Capítulo 15 - Resto

89 9 14
                                    

Hector engasga com o suco, quase derrubando a garrafa no lago.

Volta-se para mim de olhar arregalado.

— Fugir para onde?

— Não sei ainda.

— Em geral, as pessoas não levam o noivo quando planejam fugir de um casamento... — comenta, mas o gracejo é arruinado pelo piscar atordoado.

Reviro os olhos.

— Não estou fugindo de você, é só... do resto.

— Ah, que alívio — murmura. Então, com inclinar de cabeça e sobrancelhas, emenda: — Qual resto?
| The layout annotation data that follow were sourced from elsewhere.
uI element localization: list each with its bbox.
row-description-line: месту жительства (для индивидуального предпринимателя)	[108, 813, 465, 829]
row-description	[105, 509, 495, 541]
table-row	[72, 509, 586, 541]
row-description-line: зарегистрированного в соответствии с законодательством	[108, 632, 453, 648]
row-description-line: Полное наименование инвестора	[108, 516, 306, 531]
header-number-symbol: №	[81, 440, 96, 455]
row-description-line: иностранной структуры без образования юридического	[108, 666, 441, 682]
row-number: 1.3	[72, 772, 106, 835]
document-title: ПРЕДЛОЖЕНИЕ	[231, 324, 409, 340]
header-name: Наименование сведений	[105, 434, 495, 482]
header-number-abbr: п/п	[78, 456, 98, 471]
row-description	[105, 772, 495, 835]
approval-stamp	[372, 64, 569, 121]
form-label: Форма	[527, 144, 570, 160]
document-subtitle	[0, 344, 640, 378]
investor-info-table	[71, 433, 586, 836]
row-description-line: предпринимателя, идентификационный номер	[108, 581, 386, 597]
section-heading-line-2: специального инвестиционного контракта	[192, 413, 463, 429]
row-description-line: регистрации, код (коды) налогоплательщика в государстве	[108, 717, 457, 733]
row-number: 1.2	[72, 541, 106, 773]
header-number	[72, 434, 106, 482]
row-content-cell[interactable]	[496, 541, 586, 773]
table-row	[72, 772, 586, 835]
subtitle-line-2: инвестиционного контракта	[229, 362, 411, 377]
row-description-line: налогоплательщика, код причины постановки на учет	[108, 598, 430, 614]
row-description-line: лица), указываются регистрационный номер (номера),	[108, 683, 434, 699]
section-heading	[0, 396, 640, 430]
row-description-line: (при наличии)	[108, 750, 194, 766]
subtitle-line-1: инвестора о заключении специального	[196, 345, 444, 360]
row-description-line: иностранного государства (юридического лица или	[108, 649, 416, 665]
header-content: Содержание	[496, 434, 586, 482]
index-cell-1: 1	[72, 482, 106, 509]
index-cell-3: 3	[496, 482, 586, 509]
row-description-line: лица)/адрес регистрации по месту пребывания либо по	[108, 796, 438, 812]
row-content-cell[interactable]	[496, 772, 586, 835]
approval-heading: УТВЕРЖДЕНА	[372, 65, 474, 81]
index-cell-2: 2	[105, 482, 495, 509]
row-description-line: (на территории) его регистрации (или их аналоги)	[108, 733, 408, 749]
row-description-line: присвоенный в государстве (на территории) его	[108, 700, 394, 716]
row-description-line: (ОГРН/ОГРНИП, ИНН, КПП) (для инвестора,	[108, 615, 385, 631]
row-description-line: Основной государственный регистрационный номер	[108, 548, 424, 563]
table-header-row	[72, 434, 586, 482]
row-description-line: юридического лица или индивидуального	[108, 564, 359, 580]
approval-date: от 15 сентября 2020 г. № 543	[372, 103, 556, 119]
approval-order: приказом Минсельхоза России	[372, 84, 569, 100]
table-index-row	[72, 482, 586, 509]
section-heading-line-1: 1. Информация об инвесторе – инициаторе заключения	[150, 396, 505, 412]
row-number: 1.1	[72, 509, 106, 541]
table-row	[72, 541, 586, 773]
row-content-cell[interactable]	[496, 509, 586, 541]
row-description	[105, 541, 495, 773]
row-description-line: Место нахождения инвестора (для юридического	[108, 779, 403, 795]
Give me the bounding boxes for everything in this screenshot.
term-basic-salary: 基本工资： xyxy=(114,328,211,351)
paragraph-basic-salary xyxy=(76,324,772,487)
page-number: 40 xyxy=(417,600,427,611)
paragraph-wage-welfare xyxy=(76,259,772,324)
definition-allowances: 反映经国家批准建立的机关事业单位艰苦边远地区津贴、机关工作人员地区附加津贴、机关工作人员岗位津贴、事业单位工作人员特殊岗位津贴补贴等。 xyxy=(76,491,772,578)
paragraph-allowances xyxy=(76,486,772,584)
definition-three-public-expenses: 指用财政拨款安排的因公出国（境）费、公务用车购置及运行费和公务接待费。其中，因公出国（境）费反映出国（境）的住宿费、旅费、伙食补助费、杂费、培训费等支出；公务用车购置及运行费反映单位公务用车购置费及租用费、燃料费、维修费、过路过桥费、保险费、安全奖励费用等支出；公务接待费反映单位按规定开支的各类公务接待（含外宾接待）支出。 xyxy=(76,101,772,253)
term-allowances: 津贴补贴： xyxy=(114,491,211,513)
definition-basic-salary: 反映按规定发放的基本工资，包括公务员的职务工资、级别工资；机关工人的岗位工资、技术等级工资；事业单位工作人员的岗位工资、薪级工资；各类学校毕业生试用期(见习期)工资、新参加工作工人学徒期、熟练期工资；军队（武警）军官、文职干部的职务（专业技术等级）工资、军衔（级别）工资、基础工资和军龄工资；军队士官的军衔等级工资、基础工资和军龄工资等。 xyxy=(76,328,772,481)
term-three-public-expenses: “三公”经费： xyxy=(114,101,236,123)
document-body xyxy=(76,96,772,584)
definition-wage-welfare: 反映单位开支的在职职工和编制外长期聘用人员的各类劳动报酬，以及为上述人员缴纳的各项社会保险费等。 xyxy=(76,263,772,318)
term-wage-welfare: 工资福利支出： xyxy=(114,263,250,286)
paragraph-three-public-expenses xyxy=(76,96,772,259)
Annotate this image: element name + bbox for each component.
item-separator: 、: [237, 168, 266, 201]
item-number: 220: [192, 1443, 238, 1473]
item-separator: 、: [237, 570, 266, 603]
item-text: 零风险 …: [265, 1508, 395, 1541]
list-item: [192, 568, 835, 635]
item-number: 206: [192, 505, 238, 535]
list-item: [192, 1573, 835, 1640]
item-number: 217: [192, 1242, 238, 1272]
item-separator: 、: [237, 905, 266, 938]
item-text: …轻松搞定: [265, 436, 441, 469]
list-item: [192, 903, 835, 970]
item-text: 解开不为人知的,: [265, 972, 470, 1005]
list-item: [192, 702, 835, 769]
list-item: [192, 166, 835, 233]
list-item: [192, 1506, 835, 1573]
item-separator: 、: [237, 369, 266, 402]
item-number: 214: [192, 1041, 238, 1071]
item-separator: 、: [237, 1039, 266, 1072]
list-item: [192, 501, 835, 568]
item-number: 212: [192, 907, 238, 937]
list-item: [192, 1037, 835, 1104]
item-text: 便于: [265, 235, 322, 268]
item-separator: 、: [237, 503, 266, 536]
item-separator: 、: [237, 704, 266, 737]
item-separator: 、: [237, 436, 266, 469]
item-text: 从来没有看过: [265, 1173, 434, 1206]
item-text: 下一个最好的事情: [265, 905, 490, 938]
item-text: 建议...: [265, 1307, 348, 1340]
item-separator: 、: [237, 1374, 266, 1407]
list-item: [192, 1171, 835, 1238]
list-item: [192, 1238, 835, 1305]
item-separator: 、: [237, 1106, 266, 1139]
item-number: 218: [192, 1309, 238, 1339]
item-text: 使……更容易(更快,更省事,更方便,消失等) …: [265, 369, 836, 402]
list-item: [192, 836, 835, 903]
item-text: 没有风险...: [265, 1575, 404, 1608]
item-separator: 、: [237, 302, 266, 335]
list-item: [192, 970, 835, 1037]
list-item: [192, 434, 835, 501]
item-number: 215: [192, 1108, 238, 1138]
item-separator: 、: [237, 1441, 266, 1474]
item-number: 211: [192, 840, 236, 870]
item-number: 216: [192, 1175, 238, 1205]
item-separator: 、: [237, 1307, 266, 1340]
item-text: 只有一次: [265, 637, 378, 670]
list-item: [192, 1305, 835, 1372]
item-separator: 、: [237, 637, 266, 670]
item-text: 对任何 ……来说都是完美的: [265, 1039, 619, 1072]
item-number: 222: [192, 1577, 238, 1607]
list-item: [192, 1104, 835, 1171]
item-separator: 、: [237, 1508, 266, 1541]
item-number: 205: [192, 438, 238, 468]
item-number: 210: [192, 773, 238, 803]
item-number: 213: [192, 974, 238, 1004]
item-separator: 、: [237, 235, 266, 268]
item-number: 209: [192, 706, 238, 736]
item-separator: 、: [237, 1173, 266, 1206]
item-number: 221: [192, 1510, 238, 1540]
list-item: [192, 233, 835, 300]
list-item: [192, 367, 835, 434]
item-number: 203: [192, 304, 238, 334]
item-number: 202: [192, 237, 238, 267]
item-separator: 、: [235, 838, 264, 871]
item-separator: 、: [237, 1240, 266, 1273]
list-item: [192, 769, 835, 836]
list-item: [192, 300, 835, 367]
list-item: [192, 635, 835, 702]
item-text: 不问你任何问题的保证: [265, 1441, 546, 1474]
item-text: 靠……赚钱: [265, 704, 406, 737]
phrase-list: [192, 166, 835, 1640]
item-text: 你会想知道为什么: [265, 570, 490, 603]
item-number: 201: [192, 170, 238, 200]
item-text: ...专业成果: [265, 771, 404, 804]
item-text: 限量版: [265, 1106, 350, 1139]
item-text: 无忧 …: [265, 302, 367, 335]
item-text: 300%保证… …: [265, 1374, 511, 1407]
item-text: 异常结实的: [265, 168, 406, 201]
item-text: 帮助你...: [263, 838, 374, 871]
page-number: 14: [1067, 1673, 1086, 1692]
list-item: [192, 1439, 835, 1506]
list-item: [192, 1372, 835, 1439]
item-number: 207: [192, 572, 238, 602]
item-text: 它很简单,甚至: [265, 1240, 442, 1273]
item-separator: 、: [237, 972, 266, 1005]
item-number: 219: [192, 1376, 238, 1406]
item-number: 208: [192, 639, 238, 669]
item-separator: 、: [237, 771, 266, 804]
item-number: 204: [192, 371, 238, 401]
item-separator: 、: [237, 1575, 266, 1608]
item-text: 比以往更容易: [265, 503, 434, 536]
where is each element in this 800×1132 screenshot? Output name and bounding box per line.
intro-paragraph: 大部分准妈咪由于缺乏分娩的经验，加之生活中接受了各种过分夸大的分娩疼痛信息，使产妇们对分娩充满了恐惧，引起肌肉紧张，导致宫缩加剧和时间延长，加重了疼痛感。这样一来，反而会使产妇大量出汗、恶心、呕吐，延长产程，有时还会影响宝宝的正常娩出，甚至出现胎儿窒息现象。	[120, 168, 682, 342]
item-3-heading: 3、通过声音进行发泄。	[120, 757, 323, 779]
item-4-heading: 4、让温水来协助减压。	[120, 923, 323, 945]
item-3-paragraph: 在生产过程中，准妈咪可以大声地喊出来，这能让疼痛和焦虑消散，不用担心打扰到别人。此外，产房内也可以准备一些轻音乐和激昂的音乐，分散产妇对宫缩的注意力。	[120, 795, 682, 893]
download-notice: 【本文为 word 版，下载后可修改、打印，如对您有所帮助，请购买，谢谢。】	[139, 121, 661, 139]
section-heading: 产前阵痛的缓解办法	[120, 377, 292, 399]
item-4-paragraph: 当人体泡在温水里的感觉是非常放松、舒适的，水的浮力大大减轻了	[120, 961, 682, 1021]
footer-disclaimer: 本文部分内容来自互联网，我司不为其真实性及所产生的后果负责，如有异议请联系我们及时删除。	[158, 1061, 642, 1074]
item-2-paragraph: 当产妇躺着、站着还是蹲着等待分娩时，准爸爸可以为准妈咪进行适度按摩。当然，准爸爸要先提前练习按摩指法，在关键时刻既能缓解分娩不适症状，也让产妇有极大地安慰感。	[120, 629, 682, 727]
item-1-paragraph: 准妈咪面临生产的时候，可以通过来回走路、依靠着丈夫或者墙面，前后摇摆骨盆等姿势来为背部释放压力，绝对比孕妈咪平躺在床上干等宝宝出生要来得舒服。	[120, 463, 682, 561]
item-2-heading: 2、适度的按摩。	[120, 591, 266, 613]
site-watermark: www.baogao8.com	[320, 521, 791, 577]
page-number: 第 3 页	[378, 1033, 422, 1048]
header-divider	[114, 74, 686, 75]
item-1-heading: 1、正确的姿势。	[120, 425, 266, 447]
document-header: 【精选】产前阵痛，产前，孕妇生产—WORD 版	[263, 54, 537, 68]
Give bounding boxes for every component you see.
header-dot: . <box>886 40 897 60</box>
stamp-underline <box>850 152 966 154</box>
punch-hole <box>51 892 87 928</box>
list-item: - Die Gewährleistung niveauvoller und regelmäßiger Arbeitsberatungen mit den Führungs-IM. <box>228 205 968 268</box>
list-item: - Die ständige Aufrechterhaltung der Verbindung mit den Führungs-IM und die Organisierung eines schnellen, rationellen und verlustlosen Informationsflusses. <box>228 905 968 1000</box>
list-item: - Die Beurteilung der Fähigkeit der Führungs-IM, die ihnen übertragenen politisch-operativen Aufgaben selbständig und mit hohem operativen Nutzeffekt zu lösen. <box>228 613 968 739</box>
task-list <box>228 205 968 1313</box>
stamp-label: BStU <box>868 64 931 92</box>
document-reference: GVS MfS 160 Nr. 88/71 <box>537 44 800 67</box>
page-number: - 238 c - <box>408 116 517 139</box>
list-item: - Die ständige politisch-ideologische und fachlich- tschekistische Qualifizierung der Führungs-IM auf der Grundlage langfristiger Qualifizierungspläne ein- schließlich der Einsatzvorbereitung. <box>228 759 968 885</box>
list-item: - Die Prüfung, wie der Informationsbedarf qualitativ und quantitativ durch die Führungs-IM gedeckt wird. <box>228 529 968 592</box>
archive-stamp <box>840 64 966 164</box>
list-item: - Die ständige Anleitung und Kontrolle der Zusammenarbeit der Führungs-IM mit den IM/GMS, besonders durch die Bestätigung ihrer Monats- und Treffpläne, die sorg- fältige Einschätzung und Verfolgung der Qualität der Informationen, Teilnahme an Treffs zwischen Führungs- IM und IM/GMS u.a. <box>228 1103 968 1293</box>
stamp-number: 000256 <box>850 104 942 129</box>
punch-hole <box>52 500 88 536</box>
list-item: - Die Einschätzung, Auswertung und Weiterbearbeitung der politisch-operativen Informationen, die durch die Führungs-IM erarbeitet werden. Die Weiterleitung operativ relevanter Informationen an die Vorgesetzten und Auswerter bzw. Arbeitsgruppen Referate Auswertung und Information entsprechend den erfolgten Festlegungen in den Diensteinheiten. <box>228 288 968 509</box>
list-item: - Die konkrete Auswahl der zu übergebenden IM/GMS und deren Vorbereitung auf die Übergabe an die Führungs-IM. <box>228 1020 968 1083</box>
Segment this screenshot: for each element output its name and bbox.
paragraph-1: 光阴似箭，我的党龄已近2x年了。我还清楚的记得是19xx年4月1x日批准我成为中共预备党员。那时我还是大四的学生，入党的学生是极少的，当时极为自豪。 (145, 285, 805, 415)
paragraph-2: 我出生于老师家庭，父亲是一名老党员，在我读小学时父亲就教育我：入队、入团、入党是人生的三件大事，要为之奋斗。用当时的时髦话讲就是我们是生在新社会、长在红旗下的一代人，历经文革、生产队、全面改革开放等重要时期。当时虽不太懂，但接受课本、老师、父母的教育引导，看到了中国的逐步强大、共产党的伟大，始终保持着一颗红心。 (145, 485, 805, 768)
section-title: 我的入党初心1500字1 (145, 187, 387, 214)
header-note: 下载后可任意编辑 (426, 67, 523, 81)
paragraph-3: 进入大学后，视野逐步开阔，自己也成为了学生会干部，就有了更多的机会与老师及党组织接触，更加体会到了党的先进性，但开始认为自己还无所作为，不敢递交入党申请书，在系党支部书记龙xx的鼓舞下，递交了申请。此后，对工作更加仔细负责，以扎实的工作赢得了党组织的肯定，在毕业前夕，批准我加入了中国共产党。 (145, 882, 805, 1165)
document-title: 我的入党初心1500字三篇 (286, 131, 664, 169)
— O resto. — Encolho os ombros, balançando os pés na água para não permitir formar reflexos. — A corte. A coroa. A responsabilidade sobre a vida de todas as pessoas que posso arruinar se-

— Espera, espera, espera! — Hector interrompe, tirando a perna direita d'água e a dobrando para poder se virar e me encarar, ainda confuso, mas com seriedade, segurando minhas mãos. — Há quanto tempo pensa nisso? O baile não pode ter sido o único motivo...

Nego com breve meneio, apertando os lábios, perdida entre o chumbo de preocupações que entope meu peito.

Não fique segurando. Tudo bem, apenas fale

O bom-senso sussurra, como brisa suave. Ao mesmo tempo, Hector sobe a mão direita para meu rosto, virando para si. E seus lagos de chocolate transmitem o mesmo incentivo tranquilo.

— Faz tempo, na verdade. Especialmente desde que a coroação foi adiantada. Mas nunca fiz um plano concreto e nem tinha qualquer ideia de para onde ir ou como, então fui adiando... — suspiro, por fim, tirando uma perna d'água para poder virar para ele. — Até que, anteontem, Escórpio me abordou na biblioteca propondo uma fuga para fora da Ilha.

— Para fo... o quê? — Hector ergue as sobrancelhas. — Então eu estava certo sobre o interesse dele em você? Quem diria que Escórpio proporia algo tão passional, sendo que-

Bufo um riso debochado.

— De acordo com ele, é por sermos parecidos, já que nenhum de nós queria ser herdeiro e por isso temos objetivos em comum.

— E acredita nisso?

— O pior é que sim — admito com uma careta, relembrando a amargura e ressentimento escorrendo das palavras e refletido nos espelhos de obsidiana. — E mesmo que tenha recusado a proposta, continua rondando na minha cabeça desde então. Somado com tudo o que aconteceu naquela noite... discussão com meus pais, Gustav, os boatos... me peguei pensando porque continuar aqui...

— Naquela noite imaginei que sua tensão fosse apenas pelo noivado — suspira, afagando com cuidado o pequeno arranhão na lateral da mão esquerda, provocado pela taça. — Quando foi para a sacada, só não a segui porque não nos falávamos há tempos e senti que iria piorar seu estado... então esperei que alguma amiga sua fosse até lá...

Faço um muxoxo autodepreciativo.

— Ficaria esperando eternamente.

— Em todo esse tempo, não fez amizade com nenhuma das damas? Por quê? Não é possível que todas sejam irritantes — surpreende-se.

— Não saberia dizer — resmungo, fitando a mão castanha que afaga delicadamente as cicatrizes pálidas e quase invisíveis acumuladas ao longo de anos. — Quando completei catorze, a idade que as garotas vem para a corte, minha coroação foi adiantada, então nossos horários de estudo nunca coincidiam. E não é fácil conversar para descobrir gostos em comum durante o jantar, sendo ladeada por Thereezee e Annabella... — suspiro longamente, balançando a cabeça. — No fim, não faz diferença. O que aconteceu ontem... eu ter me deixado abalar tão fácil... foi apenas mais uma evidência de que esse lugar não é para mim.